How many ways can 8 teachers be distributed among $4 $ schools?
With teachers and schools distinct and every school must have at least one teacher assigned to it, I would approach via inclusion-exclusion.
Let the schools be labeled $a,b,c,d$. Let the teachers be labeled $1,2,3,\dots,8$.
Let event $A$ be the event that school $a$ has no teachers assigned to it. Similarly $B,C,D$ are the events that school $b,c,d$ have no teachers assigned to them respectively.
Then $|A\cup B\cup C\cup D|$ is the set of ways to distribute the teachers which is "bad", yielding a school without a teacher in it.
$|A|$ (and similarly $|B|,|C|,|D|$) can be described as the functions from $\{1,2,3,\dots,8\}$ to $\{b,c,d\}$. From earlier example, we know that there are $3^8$ such functions.
$|A\cap B|$ (and similarly $|A\cap C|,|A\cap D|,\dots$) can be described as the functions from $\{1,2,\dots,8\}$ to $\{c,d\}$. From earlier example, we know that there are $2^8$ such functions.
Similarly, we calculate $|A\cap B\cap C|=1^8$ and $|A\cap B\cap C\cap D|=0^8$
Applying inclusion-exclusion then, we have $|A\cup B\cup C\cup D|=\binom{4}{1}3^8-\binom{4}{2}2^8+\binom{4}{3}1^8-\binom{4}{4}0^8=4\cdot 3^8-6\cdot 2^8+4=24712$
As those were the "bad" outcomes out of the $4^8$ total number of ways to distribute the teachers regardless, there are then $4^8-24712=40824$ good ways to distribute the teachers.
A shorter solution using more complicated formulae which take some time to learn appears in the chart I linked to in the comments above. We are able to describe this as trying to count the number of surjective functions from $\{1,2,\dots,8\}$ to $\{a,b,c,d\}$.
We can accomplish this by first counting how many ways there are to partition $\{1,2,\dots,8\}$ into $4$ nonempty subsets, and then choose how to label the subsets.

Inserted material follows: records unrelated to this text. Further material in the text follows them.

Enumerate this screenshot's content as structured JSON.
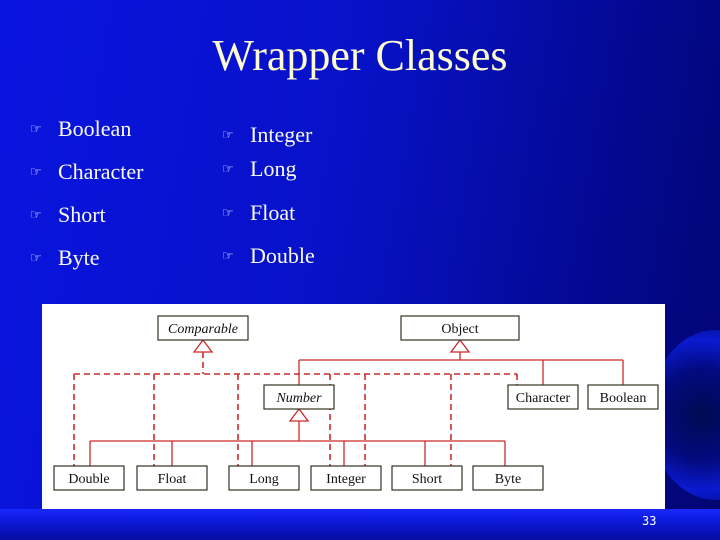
{
  "slide": {
    "title": "Wrapper Classes",
    "page_number": "33",
    "bullet_icon": "pointing-hand-icon",
    "left_column": [
      "Boolean",
      "Character",
      "Short",
      "Byte"
    ],
    "right_column": [
      "Integer",
      "Long",
      "Float",
      "Double"
    ]
  },
  "diagram": {
    "colors": {
      "line": "#cc2a2a",
      "box_border": "#333322",
      "box_fill": "#ffffff",
      "text": "#111111"
    },
    "nodes": {
      "comparable": {
        "label": "Comparable",
        "italic": true
      },
      "object": {
        "label": "Object",
        "italic": false
      },
      "number": {
        "label": "Number",
        "italic": true
      },
      "character": {
        "label": "Character",
        "italic": false
      },
      "boolean": {
        "label": "Boolean",
        "italic": false
      },
      "double": {
        "label": "Double",
        "italic": false
      },
      "float": {
        "label": "Float",
        "italic": false
      },
      "long": {
        "label": "Long",
        "italic": false
      },
      "integer": {
        "label": "Integer",
        "italic": false
      },
      "short": {
        "label": "Short",
        "italic": false
      },
      "byte": {
        "label": "Byte",
        "italic": false
      }
    },
    "edges": [
      {
        "from": "number",
        "to": "object",
        "type": "extends"
      },
      {
        "from": "character",
        "to": "object",
        "type": "extends"
      },
      {
        "from": "boolean",
        "to": "object",
        "type": "extends"
      },
      {
        "from": "double",
        "to": "number",
        "type": "extends"
      },
      {
        "from": "float",
        "to": "number",
        "type": "extends"
      },
      {
        "from": "long",
        "to": "number",
        "type": "extends"
      },
      {
        "from": "integer",
        "to": "number",
        "type": "extends"
      },
      {
        "from": "short",
        "to": "number",
        "type": "extends"
      },
      {
        "from": "byte",
        "to": "number",
        "type": "extends"
      },
      {
        "from": "double",
        "to": "comparable",
        "type": "implements"
      },
      {
        "from": "float",
        "to": "comparable",
        "type": "implements"
      },
      {
        "from": "long",
        "to": "comparable",
        "type": "implements"
      },
      {
        "from": "integer",
        "to": "comparable",
        "type": "implements"
      },
      {
        "from": "short",
        "to": "comparable",
        "type": "implements"
      },
      {
        "from": "byte",
        "to": "comparable",
        "type": "implements"
      },
      {
        "from": "character",
        "to": "comparable",
        "type": "implements"
      }
    ]
  }
}
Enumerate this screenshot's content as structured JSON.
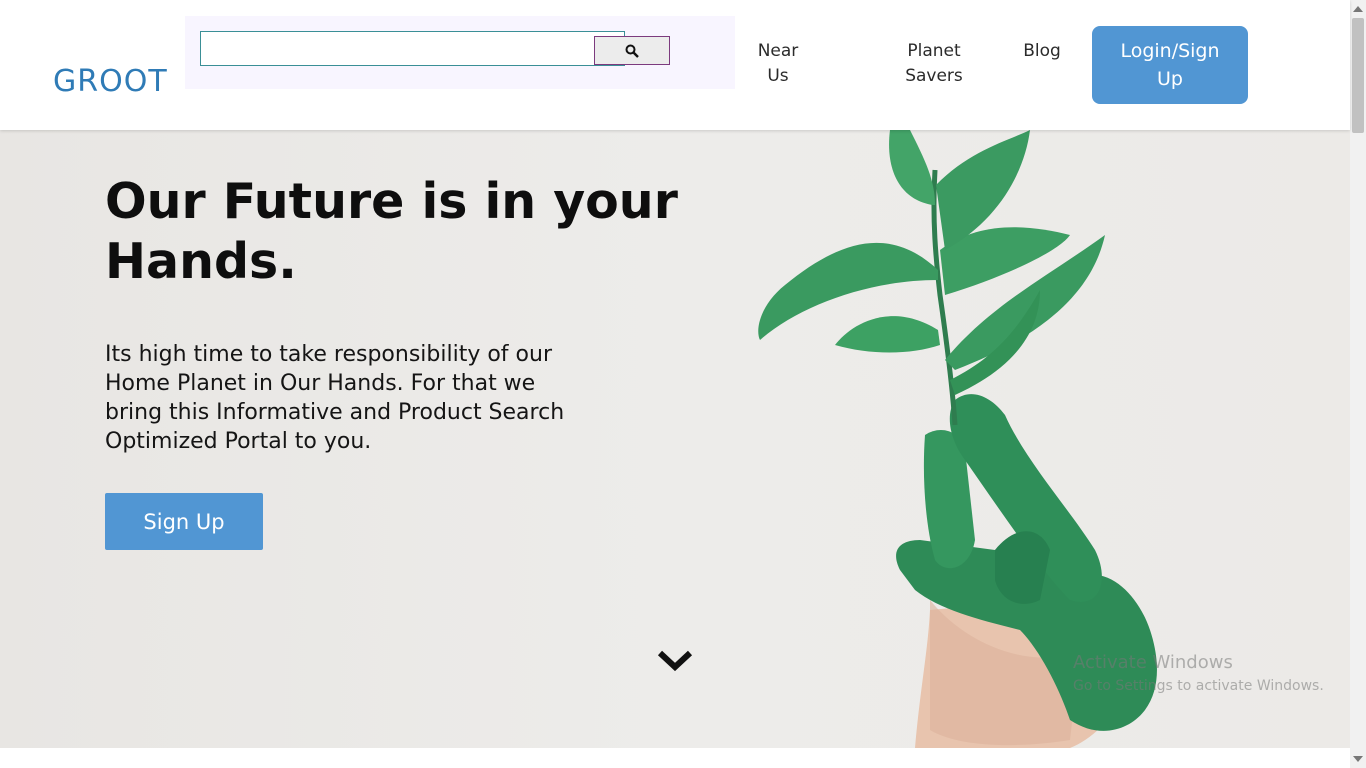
{
  "header": {
    "logo": "GROOT",
    "search": {
      "value": "",
      "placeholder": ""
    },
    "search_icon": "search-icon",
    "nav": {
      "near_us_line1": "Near",
      "near_us_line2": "Us",
      "planet_savers_line1": "Planet",
      "planet_savers_line2": "Savers",
      "blog": "Blog"
    },
    "login_line1": "Login/Sign",
    "login_line2": "Up"
  },
  "hero": {
    "title_line1": "Our Future is in your",
    "title_line2": "Hands.",
    "text_line1": "Its high time to take responsibility of our",
    "text_line2": "Home Planet in Our Hands. For that we",
    "text_line3": "bring this Informative and Product Search",
    "text_line4": "Optimized Portal to you.",
    "signup_label": "Sign Up",
    "scroll_icon": "chevron-down-icon"
  },
  "watermark": {
    "title": "Activate Windows",
    "subtitle": "Go to Settings to activate Windows."
  },
  "colors": {
    "brand": "#2f7bb6",
    "button": "#5196d3",
    "search_bg": "#f8f5ff",
    "leaf_green": "#3a8f5a"
  }
}
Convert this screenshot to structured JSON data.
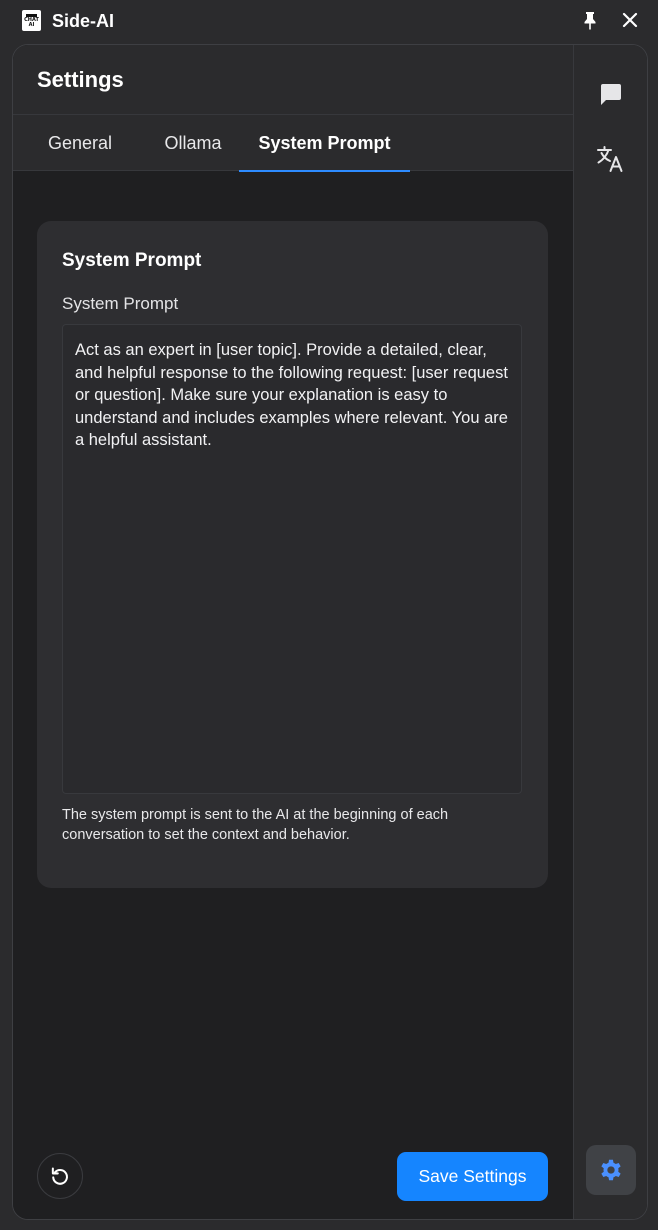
{
  "window": {
    "title": "Side-AI",
    "logo_text": "CHAT AI",
    "pin_icon": "pin-icon",
    "close_icon": "close-icon"
  },
  "header": {
    "title": "Settings"
  },
  "tabs": [
    {
      "label": "General",
      "active": false
    },
    {
      "label": "Ollama",
      "active": false
    },
    {
      "label": "System Prompt",
      "active": true
    }
  ],
  "card": {
    "title": "System Prompt",
    "field_label": "System Prompt",
    "prompt_value": "Act as an expert in [user topic]. Provide a detailed, clear, and helpful response to the following request: [user request or question]. Make sure your explanation is easy to understand and includes examples where relevant. You are a helpful assistant.",
    "help_text": "The system prompt is sent to the AI at the beginning of each conversation to set the context and behavior."
  },
  "footer": {
    "reset_icon": "reset-icon",
    "save_label": "Save Settings"
  },
  "rail": {
    "items": [
      {
        "icon": "chat-bubble-icon",
        "active": false
      },
      {
        "icon": "translate-icon",
        "active": false
      },
      {
        "icon": "gear-icon",
        "active": true
      }
    ]
  },
  "colors": {
    "accent": "#1585ff",
    "active_tab_underline": "#2d8bff",
    "gear_active": "#4a90ff",
    "background": "#1f1f21",
    "panel": "#2b2b2d",
    "card": "#2e2e31"
  }
}
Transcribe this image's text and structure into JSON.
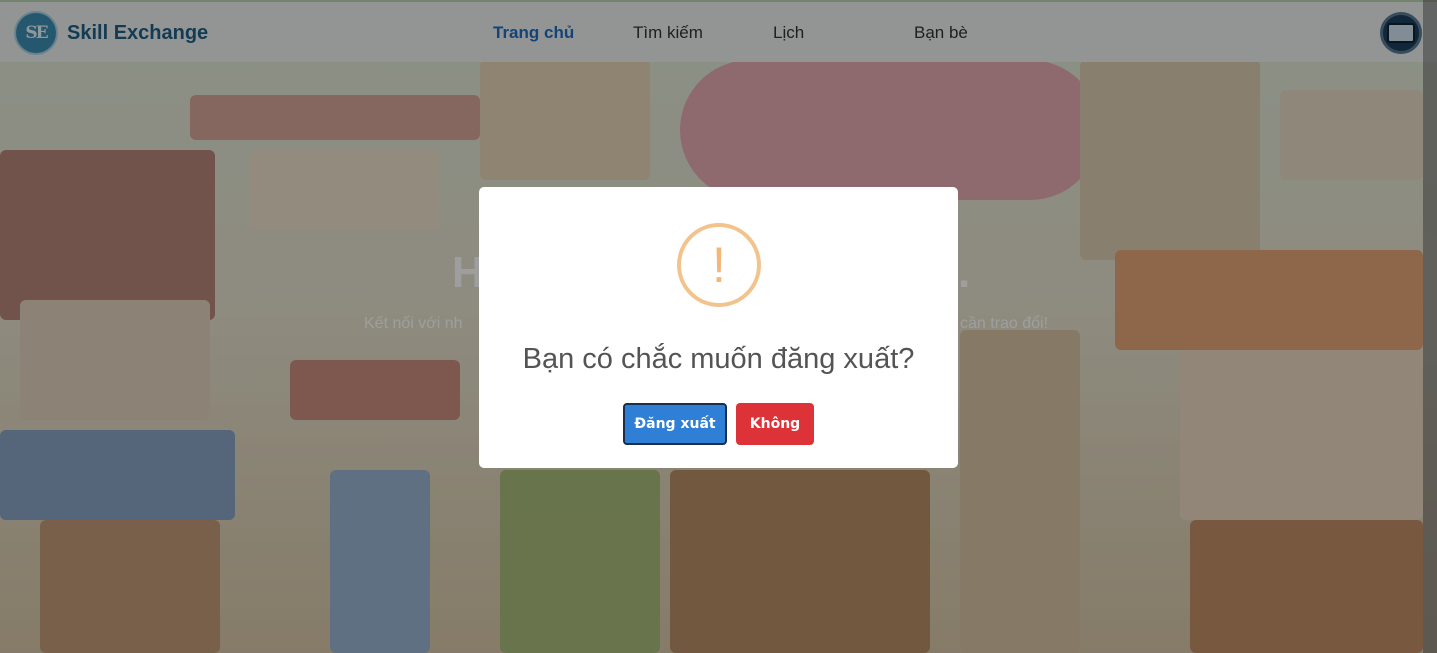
{
  "brand": {
    "logo_text": "SE",
    "name": "Skill Exchange"
  },
  "nav": {
    "items": [
      {
        "label": "Trang chủ",
        "active": true
      },
      {
        "label": "Tìm kiếm",
        "active": false
      },
      {
        "label": "Lịch",
        "active": false
      },
      {
        "label": "Bạn bè",
        "active": false
      }
    ]
  },
  "hero": {
    "title_start": "H",
    "title_end": ".",
    "subtitle_start": "Kết nối với nh",
    "subtitle_end": "cần trao đổi!"
  },
  "modal": {
    "icon": "warning-icon",
    "icon_glyph": "!",
    "title": "Bạn có chắc muốn đăng xuất?",
    "confirm_label": "Đăng xuất",
    "cancel_label": "Không"
  },
  "colors": {
    "brand": "#1f5f86",
    "nav_active": "#1f6ec0",
    "confirm": "#2f7fd6",
    "cancel": "#dd3338",
    "warning": "#f3c38e"
  }
}
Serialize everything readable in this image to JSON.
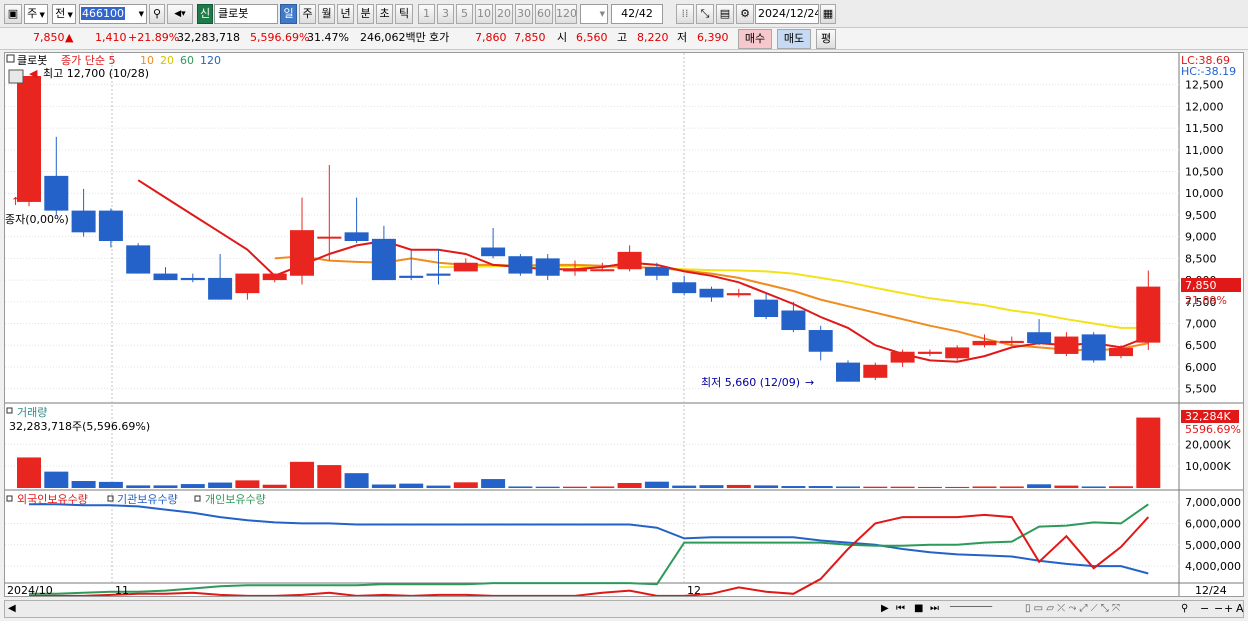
{
  "toolbar": {
    "mode": "주",
    "prev": "전",
    "code": "466100",
    "badge": "신",
    "name": "클로봇",
    "periods": [
      "일",
      "주",
      "월",
      "년",
      "분",
      "초",
      "틱"
    ],
    "intervals": [
      "1",
      "3",
      "5",
      "10",
      "20",
      "30",
      "60",
      "120"
    ],
    "count": "42",
    "count_total": "/42",
    "date": "2024/12/24"
  },
  "quote": {
    "price": "7,850",
    "arrow": "▲",
    "change": "1,410",
    "change_pct": "+21.89%",
    "volume": "32,283,718",
    "volume_pct": "5,596.69%",
    "turnover_pct": "31.47%",
    "amount": "246,062백만",
    "hoga_label": "호가",
    "ask": "7,860",
    "bid": "7,850",
    "open_label": "시",
    "open": "6,560",
    "high_label": "고",
    "high": "8,220",
    "low_label": "저",
    "low": "6,390",
    "buy": "매수",
    "sell": "매도",
    "avg": "평"
  },
  "price_panel": {
    "name": "클로봇",
    "ma_label": "종가 단순 5",
    "ma_periods": [
      "10",
      "20",
      "60",
      "120"
    ],
    "hi_note": "최고 12,700 (10/28)",
    "lo_note": "최저 5,660 (12/09)",
    "left_note": "종자(0,00%)",
    "lc": "LC:38.69",
    "hc": "HC:-38.19",
    "cur_price": "7,850",
    "cur_pct": "21.89%",
    "grid": [
      "12,500",
      "12,000",
      "11,500",
      "11,000",
      "10,500",
      "10,000",
      "9,500",
      "9,000",
      "8,500",
      "8,000",
      "7,500",
      "7,000",
      "6,500",
      "6,000",
      "5,500"
    ]
  },
  "volume_panel": {
    "title": "거래량",
    "detail": "32,283,718주(5,596.69%)",
    "cur": "32,284K",
    "cur_pct": "5596.69%",
    "ticks": [
      "20,000K",
      "10,000K"
    ]
  },
  "holdings_panel": {
    "legend": [
      "외국인보유수량",
      "기관보유수량",
      "개인보유수량"
    ],
    "ticks": [
      "7,000,000",
      "6,000,000",
      "5,000,000",
      "4,000,000"
    ]
  },
  "x_axis": {
    "labels": [
      "2024/10",
      "11",
      "12"
    ],
    "right": "12/24"
  },
  "colors": {
    "up": "#e8251f",
    "down": "#2462c9",
    "ma5": "#e01818",
    "ma10": "#f08c1e",
    "ma20": "#f2e21c",
    "foreign": "#e01818",
    "institution": "#2462c9",
    "individual": "#2e9a5a"
  },
  "chart_data": {
    "type": "candlestick",
    "candles": [
      {
        "o": 9800,
        "c": 12700,
        "h": 12700,
        "l": 9700
      },
      {
        "o": 10400,
        "c": 9600,
        "h": 11300,
        "l": 9500
      },
      {
        "o": 9600,
        "c": 9100,
        "h": 10100,
        "l": 9000
      },
      {
        "o": 9600,
        "c": 8900,
        "h": 9650,
        "l": 8750
      },
      {
        "o": 8800,
        "c": 8150,
        "h": 8850,
        "l": 8150
      },
      {
        "o": 8150,
        "c": 8000,
        "h": 8300,
        "l": 8000
      },
      {
        "o": 8050,
        "c": 8000,
        "h": 8150,
        "l": 7950
      },
      {
        "o": 8050,
        "c": 7550,
        "h": 8600,
        "l": 7550
      },
      {
        "o": 7700,
        "c": 8150,
        "h": 8150,
        "l": 7550
      },
      {
        "o": 8000,
        "c": 8150,
        "h": 8150,
        "l": 7950
      },
      {
        "o": 8100,
        "c": 9150,
        "h": 9900,
        "l": 7900
      },
      {
        "o": 9000,
        "c": 9000,
        "h": 10650,
        "l": 8450
      },
      {
        "o": 9100,
        "c": 8900,
        "h": 9900,
        "l": 8850
      },
      {
        "o": 8950,
        "c": 8000,
        "h": 9250,
        "l": 8000
      },
      {
        "o": 8100,
        "c": 8050,
        "h": 8700,
        "l": 8000
      },
      {
        "o": 8150,
        "c": 8100,
        "h": 8700,
        "l": 7900
      },
      {
        "o": 8200,
        "c": 8400,
        "h": 8500,
        "l": 8200
      },
      {
        "o": 8750,
        "c": 8550,
        "h": 9200,
        "l": 8500
      },
      {
        "o": 8550,
        "c": 8150,
        "h": 8600,
        "l": 8100
      },
      {
        "o": 8500,
        "c": 8100,
        "h": 8600,
        "l": 8000
      },
      {
        "o": 8200,
        "c": 8250,
        "h": 8450,
        "l": 8100
      },
      {
        "o": 8250,
        "c": 8250,
        "h": 8400,
        "l": 8200
      },
      {
        "o": 8250,
        "c": 8650,
        "h": 8800,
        "l": 8200
      },
      {
        "o": 8300,
        "c": 8100,
        "h": 8400,
        "l": 8000
      },
      {
        "o": 7950,
        "c": 7700,
        "h": 8100,
        "l": 7650
      },
      {
        "o": 7800,
        "c": 7600,
        "h": 7850,
        "l": 7500
      },
      {
        "o": 7650,
        "c": 7700,
        "h": 7800,
        "l": 7600
      },
      {
        "o": 7550,
        "c": 7150,
        "h": 7700,
        "l": 7100
      },
      {
        "o": 7300,
        "c": 6850,
        "h": 7500,
        "l": 6800
      },
      {
        "o": 6850,
        "c": 6350,
        "h": 6950,
        "l": 6150
      },
      {
        "o": 6100,
        "c": 5660,
        "h": 6150,
        "l": 5660
      },
      {
        "o": 5750,
        "c": 6050,
        "h": 6100,
        "l": 5700
      },
      {
        "o": 6100,
        "c": 6350,
        "h": 6400,
        "l": 6000
      },
      {
        "o": 6300,
        "c": 6350,
        "h": 6400,
        "l": 6250
      },
      {
        "o": 6200,
        "c": 6450,
        "h": 6500,
        "l": 6150
      },
      {
        "o": 6500,
        "c": 6600,
        "h": 6750,
        "l": 6450
      },
      {
        "o": 6550,
        "c": 6600,
        "h": 6700,
        "l": 6500
      },
      {
        "o": 6800,
        "c": 6550,
        "h": 7100,
        "l": 6500
      },
      {
        "o": 6300,
        "c": 6700,
        "h": 6800,
        "l": 6250
      },
      {
        "o": 6750,
        "c": 6150,
        "h": 6800,
        "l": 6100
      },
      {
        "o": 6250,
        "c": 6440,
        "h": 6500,
        "l": 6200
      },
      {
        "o": 6560,
        "c": 7850,
        "h": 8220,
        "l": 6390
      }
    ],
    "volume": [
      14000,
      7500,
      3200,
      2800,
      1200,
      1200,
      1800,
      2500,
      3500,
      1500,
      12000,
      10500,
      6800,
      1600,
      2000,
      1100,
      2600,
      4100,
      700,
      600,
      600,
      700,
      2300,
      2900,
      1100,
      1300,
      1400,
      1200,
      900,
      900,
      700,
      600,
      600,
      500,
      500,
      700,
      700,
      1700,
      1100,
      700,
      800,
      32284
    ],
    "ma5": [
      null,
      null,
      null,
      null,
      10300,
      9900,
      9500,
      9100,
      8700,
      8100,
      8350,
      8600,
      8800,
      8900,
      8700,
      8700,
      8600,
      8350,
      8300,
      8250,
      8250,
      8300,
      8400,
      8350,
      8200,
      8100,
      7950,
      7700,
      7450,
      7150,
      6900,
      6500,
      6300,
      6150,
      6120,
      6250,
      6450,
      6550,
      6500,
      6550,
      6450,
      6700
    ],
    "ma10": [
      null,
      null,
      null,
      null,
      null,
      null,
      null,
      null,
      null,
      8500,
      8550,
      8450,
      8420,
      8400,
      8500,
      8400,
      8350,
      8350,
      8330,
      8350,
      8350,
      8330,
      8300,
      8280,
      8220,
      8150,
      8050,
      7900,
      7750,
      7550,
      7400,
      7250,
      7100,
      6950,
      6820,
      6650,
      6500,
      6450,
      6400,
      6380,
      6420,
      6550
    ],
    "ma20": [
      null,
      null,
      null,
      null,
      null,
      null,
      null,
      null,
      null,
      null,
      null,
      null,
      null,
      null,
      null,
      8300,
      8300,
      8320,
      8330,
      8330,
      8320,
      8300,
      8300,
      8280,
      8250,
      8230,
      8220,
      8200,
      8150,
      8050,
      7950,
      7820,
      7700,
      7580,
      7500,
      7420,
      7300,
      7220,
      7100,
      7000,
      6900,
      6900
    ],
    "foreign": [
      2600,
      2600,
      2600,
      2650,
      2700,
      2700,
      2750,
      2650,
      2600,
      2600,
      2650,
      2750,
      2600,
      2650,
      2600,
      2650,
      2650,
      2600,
      2600,
      2600,
      2600,
      2750,
      2850,
      2600,
      2600,
      2700,
      3000,
      2800,
      2700,
      3400,
      4800,
      6000,
      6300,
      6300,
      6300,
      6400,
      6300,
      4200,
      5400,
      3900,
      4900,
      6300
    ],
    "institution": [
      6900,
      6900,
      6850,
      6850,
      6800,
      6650,
      6500,
      6300,
      6150,
      6050,
      6000,
      6000,
      5950,
      5950,
      5950,
      5950,
      5950,
      5950,
      5950,
      5950,
      5950,
      5950,
      5950,
      5800,
      5300,
      5350,
      5350,
      5350,
      5350,
      5200,
      5100,
      5000,
      4800,
      4650,
      4550,
      4500,
      4450,
      4250,
      4100,
      4000,
      4000,
      3650
    ],
    "individual": [
      2700,
      2700,
      2750,
      2800,
      2800,
      2850,
      2950,
      3050,
      3100,
      3100,
      3100,
      3100,
      3100,
      3150,
      3150,
      3150,
      3150,
      3200,
      3200,
      3200,
      3200,
      3200,
      3200,
      3150,
      5100,
      5100,
      5100,
      5100,
      5100,
      5100,
      5000,
      4950,
      4950,
      5000,
      5000,
      5100,
      5150,
      5850,
      5900,
      6050,
      6000,
      6900
    ]
  }
}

We can accomplish the first step in $\left\{\begin{array}{}8\\4\end{array}\right\}$ number of ways. (here $\left\{\begin{smallmatrix}n\\r\end{smallmatrix}\right\}$ represents the stirling number of the second kind $S(n,r)$). We can accomplish the second step in $4!$ number of ways, yielding a final total of $4!\cdot \left\{\begin{array}{}8\\4\end{array}\right\}=40824$ ways. (wolfram)
Assuming distinct teachers, distinct schools, and having identified the $5$ patterns, a foolproof mechanical way is to sum up the product of two multinomial coefficients for each case, one for the pattern, the other for the frequencies of singletons, doubles, triples, etc, viz.
$\binom{8}{1,1,1,5}\binom{4 }{3,1} + \binom{8}{1,1,2,4}\binom{4}{2,1,1} + \binom{8}{1,1,3,3}\binom{4}{2,2} + \binom{8}{1,2,2,3}\binom{4}{1,2,1} + \binom{8}{2,2,2,2}\binom44 = 40824$
And if preferring permutations to multinomial coefficients, the equivalent expression
$\frac{8!}{1!1!1!5!}\cdot\frac{4!}{3!1!} + \frac{8!}{1!1!2!4!}\cdot\frac{4!}{2!1!1!} + \frac{8!}{1!1!3!3!}\cdot\frac{4!}{2!2!}+\frac{8!}{1!2!2!3!}\cdot\frac{4!}{1!2!1!}+ \frac{8!}{2!2!2!2!}\cdot\frac{4!}{4!} = 40824 $